Paradoxalement, ce serait plutôt le contraire à droite, là où une autre majorité, favorable à des accords avec le RN, se dessine, alors que ces accords demeurent officiellement prohibés par ses états-majors. Si des alliances avaient été conclues, fusse de manière ponctuelle, voilà qui aurait peut-être permis à Nîmes d’échapper à un maire communiste. Mais les politiciens de droite, traumatisés à la seule idée que leurs homologues de gauche puissent les taxer de « fascisme », se mettent les fers aux pieds, tous seuls comme des grands. D’ailleurs, cette accusation de « fascisme » a même été reprise à son compte par certains membres du Rassemblement national pour mieux stigmatiser La France insoumise ; ce qui n’avait rien de l’idée du siècle, sachant que si le « fascisme » en question est désormais partout, cela signifie avant tout qu’il n’est plus nulle part. Surtout que, rappelons-le tout de même aux nigauds des deux bords, la doctrine théorisée par le défunt Benito Mussolini, a définitivement été radiée de la carte politique en 1945. Ce vocable n’est donc plus un qualificatif. Seulement une insulte, si ce n’est un moulin à prières. Mais toujours bougrement efficace à en voir le retournement sémantique ayant suivi le meurtre de Quentin Deranque : la victime ayant été décrétée déjà moins victime par les médias de gauche, puisque définie comme « fasciste ». À ce jeu, c’est toujours la gauche qui gagne et le zéro qui sort.

Par un curieux hasard du calendrier, Lionel Jospin nous a quittés ce lundi matin, lui qui dénonçait justement ce « théâtre antifasciste ».

En attendant, si les éternellement présumés « fascistes », trébuchent dans les grandes villes (Toulon et Marseille), ils font néanmoins tomber plusieurs autres municipalités de moindre envergure : Nice, bien sûr, pour Éric Ciotti, son allié de l’UDR, mais aussi Carcassonne, Liévin, Agde, Menton, Montargis, La Flèche et autres villes.
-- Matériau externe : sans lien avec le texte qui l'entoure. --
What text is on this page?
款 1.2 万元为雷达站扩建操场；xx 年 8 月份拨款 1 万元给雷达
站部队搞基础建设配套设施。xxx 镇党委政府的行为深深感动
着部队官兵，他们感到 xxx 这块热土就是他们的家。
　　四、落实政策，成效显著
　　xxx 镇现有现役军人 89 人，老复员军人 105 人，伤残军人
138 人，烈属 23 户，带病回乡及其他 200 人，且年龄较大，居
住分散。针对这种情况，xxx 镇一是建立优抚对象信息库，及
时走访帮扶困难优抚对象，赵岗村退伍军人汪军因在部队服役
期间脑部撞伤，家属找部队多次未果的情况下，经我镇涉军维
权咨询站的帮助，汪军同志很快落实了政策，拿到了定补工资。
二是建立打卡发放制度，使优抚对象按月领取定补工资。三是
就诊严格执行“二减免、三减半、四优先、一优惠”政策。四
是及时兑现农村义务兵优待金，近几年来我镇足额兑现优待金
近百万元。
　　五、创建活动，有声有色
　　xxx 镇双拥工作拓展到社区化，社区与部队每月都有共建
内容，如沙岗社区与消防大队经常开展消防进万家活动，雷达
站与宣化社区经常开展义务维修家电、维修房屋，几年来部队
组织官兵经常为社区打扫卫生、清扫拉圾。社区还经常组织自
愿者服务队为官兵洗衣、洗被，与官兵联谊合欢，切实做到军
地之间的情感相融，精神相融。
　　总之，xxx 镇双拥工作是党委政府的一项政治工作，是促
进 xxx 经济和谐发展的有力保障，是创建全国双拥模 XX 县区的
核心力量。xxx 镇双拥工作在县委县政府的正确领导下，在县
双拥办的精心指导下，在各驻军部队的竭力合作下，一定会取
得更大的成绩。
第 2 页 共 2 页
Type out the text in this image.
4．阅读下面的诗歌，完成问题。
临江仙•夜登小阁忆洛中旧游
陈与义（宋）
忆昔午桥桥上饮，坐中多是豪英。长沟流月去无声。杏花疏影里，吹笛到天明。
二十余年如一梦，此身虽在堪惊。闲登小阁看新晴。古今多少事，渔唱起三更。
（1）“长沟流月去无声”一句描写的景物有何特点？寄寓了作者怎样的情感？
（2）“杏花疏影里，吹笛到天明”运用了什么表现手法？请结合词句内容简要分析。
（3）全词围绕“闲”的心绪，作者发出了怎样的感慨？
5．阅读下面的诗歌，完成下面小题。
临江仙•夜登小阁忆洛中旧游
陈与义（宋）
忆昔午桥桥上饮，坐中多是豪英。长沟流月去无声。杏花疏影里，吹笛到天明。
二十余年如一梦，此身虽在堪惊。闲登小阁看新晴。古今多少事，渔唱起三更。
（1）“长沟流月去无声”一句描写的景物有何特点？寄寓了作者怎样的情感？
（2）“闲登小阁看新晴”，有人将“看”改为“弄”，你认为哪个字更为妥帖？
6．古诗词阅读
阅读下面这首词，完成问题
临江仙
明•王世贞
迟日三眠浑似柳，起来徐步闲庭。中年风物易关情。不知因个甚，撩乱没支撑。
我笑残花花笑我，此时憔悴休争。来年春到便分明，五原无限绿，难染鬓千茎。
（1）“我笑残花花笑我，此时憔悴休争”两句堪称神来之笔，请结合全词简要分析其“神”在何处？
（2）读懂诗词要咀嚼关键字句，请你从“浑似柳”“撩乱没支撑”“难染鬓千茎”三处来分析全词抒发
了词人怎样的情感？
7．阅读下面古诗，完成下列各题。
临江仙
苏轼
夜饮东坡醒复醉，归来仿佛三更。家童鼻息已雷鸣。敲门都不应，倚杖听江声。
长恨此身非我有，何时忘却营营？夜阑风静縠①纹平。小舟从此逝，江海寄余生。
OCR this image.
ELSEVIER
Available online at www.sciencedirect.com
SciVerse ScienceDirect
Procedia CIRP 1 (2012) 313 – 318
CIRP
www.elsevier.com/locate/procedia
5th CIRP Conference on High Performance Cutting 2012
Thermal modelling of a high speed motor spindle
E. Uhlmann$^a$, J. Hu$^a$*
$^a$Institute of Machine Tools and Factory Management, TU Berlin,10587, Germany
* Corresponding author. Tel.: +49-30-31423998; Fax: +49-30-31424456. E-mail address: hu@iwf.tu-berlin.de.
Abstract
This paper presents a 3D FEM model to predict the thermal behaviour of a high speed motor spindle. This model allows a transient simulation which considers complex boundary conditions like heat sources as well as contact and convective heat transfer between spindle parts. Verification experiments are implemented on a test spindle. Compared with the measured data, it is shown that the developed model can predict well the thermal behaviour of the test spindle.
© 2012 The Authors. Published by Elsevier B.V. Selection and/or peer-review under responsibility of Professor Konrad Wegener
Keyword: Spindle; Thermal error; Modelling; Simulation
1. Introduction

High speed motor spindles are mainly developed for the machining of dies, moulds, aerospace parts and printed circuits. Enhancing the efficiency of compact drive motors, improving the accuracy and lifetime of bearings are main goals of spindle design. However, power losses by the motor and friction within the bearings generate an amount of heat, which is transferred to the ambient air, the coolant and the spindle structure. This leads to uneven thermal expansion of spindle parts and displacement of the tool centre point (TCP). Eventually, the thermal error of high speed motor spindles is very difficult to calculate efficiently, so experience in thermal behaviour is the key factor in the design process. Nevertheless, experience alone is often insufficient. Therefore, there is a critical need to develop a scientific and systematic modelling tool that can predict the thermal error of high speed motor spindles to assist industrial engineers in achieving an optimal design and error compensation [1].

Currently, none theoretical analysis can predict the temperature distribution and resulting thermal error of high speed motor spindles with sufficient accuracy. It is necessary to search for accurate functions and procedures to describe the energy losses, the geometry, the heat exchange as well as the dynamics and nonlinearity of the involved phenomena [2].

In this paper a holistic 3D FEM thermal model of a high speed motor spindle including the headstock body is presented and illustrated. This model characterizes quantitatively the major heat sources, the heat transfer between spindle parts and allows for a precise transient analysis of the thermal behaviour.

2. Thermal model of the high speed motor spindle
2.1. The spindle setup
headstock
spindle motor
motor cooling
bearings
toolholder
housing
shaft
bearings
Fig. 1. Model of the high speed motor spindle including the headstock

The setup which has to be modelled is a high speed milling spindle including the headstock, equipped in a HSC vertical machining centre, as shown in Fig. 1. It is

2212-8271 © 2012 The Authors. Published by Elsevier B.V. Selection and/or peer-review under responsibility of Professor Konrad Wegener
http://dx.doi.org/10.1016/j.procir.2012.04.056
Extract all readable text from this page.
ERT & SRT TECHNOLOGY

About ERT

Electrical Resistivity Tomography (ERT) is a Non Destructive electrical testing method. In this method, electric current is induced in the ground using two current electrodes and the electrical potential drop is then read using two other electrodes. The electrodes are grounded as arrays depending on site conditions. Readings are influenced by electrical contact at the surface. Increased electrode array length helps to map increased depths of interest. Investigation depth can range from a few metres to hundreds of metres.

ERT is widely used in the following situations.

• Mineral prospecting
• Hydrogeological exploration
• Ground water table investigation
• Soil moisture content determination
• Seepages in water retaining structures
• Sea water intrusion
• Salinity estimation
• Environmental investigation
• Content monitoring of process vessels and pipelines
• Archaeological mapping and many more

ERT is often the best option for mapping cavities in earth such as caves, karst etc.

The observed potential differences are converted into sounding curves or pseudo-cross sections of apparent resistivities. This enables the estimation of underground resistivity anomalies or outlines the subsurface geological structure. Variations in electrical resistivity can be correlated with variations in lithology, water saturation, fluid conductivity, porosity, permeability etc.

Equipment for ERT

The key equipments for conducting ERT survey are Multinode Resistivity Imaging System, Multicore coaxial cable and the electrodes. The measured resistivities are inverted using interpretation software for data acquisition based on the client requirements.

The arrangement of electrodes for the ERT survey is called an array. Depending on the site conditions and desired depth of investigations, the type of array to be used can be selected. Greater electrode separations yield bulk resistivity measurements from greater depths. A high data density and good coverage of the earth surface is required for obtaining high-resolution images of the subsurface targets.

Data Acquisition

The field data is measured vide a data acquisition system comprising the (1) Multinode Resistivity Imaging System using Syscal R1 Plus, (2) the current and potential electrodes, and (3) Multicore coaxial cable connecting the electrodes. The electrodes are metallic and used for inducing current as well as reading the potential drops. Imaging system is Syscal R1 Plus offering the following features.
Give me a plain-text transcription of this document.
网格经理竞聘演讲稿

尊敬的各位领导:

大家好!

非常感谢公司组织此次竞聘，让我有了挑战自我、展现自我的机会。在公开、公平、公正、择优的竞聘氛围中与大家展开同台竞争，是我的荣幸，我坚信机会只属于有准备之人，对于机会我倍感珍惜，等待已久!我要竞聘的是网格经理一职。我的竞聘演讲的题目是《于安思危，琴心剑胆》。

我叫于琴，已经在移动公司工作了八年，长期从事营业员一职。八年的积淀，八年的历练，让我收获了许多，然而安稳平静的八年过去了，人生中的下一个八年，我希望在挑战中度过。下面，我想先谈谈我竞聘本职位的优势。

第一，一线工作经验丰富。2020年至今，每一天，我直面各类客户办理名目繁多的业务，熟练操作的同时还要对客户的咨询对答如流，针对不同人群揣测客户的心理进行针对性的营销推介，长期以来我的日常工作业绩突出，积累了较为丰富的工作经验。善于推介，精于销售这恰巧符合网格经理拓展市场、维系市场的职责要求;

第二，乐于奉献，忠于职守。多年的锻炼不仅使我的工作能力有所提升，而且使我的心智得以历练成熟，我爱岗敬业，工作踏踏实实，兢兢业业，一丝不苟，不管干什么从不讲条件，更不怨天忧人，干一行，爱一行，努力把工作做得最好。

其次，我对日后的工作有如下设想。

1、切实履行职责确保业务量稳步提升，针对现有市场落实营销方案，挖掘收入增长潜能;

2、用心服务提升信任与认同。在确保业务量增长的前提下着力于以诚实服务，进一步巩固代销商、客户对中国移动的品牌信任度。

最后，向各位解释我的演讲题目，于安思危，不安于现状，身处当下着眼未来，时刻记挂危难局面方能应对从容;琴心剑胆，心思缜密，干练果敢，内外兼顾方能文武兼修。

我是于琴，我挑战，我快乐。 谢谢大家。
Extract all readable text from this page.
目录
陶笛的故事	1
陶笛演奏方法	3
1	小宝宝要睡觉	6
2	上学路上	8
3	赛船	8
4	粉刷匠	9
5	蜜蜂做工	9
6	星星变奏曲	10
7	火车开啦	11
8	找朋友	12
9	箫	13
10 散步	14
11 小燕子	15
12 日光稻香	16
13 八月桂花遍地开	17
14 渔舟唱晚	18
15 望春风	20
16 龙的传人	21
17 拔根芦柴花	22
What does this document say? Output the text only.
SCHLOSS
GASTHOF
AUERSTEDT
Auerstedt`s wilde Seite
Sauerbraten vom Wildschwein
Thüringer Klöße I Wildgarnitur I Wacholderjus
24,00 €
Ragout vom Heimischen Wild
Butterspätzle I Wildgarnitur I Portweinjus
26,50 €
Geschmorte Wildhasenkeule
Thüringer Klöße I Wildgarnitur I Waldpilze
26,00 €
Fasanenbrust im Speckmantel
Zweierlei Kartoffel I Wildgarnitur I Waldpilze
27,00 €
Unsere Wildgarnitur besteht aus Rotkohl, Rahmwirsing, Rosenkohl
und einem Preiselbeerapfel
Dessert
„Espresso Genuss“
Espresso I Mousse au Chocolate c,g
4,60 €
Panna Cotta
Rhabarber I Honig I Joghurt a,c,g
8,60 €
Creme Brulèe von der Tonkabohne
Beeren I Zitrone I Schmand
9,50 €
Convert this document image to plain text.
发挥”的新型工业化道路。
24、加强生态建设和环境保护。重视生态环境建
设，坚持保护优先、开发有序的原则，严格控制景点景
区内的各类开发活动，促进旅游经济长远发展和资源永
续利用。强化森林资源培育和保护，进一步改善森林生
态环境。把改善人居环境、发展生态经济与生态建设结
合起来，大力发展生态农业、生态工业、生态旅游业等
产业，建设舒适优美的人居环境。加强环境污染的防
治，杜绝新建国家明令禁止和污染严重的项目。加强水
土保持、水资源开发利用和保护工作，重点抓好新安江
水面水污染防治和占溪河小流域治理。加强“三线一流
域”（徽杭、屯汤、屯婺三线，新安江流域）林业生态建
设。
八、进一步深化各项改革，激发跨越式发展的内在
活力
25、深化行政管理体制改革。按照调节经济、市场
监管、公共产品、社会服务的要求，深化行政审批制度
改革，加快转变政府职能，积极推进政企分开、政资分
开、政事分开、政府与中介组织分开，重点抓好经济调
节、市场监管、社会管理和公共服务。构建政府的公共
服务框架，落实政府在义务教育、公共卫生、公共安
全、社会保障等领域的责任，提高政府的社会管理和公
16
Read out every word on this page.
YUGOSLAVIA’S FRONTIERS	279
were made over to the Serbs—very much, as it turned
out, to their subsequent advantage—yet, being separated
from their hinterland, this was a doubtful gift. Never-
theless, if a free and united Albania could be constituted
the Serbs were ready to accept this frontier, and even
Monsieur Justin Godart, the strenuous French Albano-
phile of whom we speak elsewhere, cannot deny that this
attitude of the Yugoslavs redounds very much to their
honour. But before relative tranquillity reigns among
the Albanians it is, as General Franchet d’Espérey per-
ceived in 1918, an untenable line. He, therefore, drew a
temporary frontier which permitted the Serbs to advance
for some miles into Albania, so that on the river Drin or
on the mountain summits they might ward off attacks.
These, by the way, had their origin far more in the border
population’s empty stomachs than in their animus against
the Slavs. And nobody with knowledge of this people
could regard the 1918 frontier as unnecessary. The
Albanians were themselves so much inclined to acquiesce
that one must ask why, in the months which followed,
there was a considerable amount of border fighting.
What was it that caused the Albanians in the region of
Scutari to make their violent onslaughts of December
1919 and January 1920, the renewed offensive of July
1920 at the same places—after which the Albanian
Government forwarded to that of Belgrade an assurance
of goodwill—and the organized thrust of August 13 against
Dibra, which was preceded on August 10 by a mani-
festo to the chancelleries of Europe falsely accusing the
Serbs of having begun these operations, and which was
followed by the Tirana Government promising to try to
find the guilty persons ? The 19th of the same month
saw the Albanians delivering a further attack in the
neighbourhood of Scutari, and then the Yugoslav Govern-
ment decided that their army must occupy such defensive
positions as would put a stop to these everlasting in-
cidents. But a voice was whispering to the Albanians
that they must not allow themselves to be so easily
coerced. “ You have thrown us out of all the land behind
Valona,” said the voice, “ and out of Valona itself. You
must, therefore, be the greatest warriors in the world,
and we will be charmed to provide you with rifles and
Ce faisant, le RN parvient à combler ce qui était jadis sa faiblesse, l’enracinement local. De là à ce que tout cela puisse préfigurer la configuration de la prochaine élection présidentielle, il est un pas qu’il serait imprudent de franchir, même si Édouard Philippe semble s’être refait la cerise dans sa ville du Havre, battant au final un communiste pour lequel il avait appelé à voter pour faire barrage au Rassemblement national, au nom de la lutte contre le « fascisme ». Décidément, on n’en sort pas.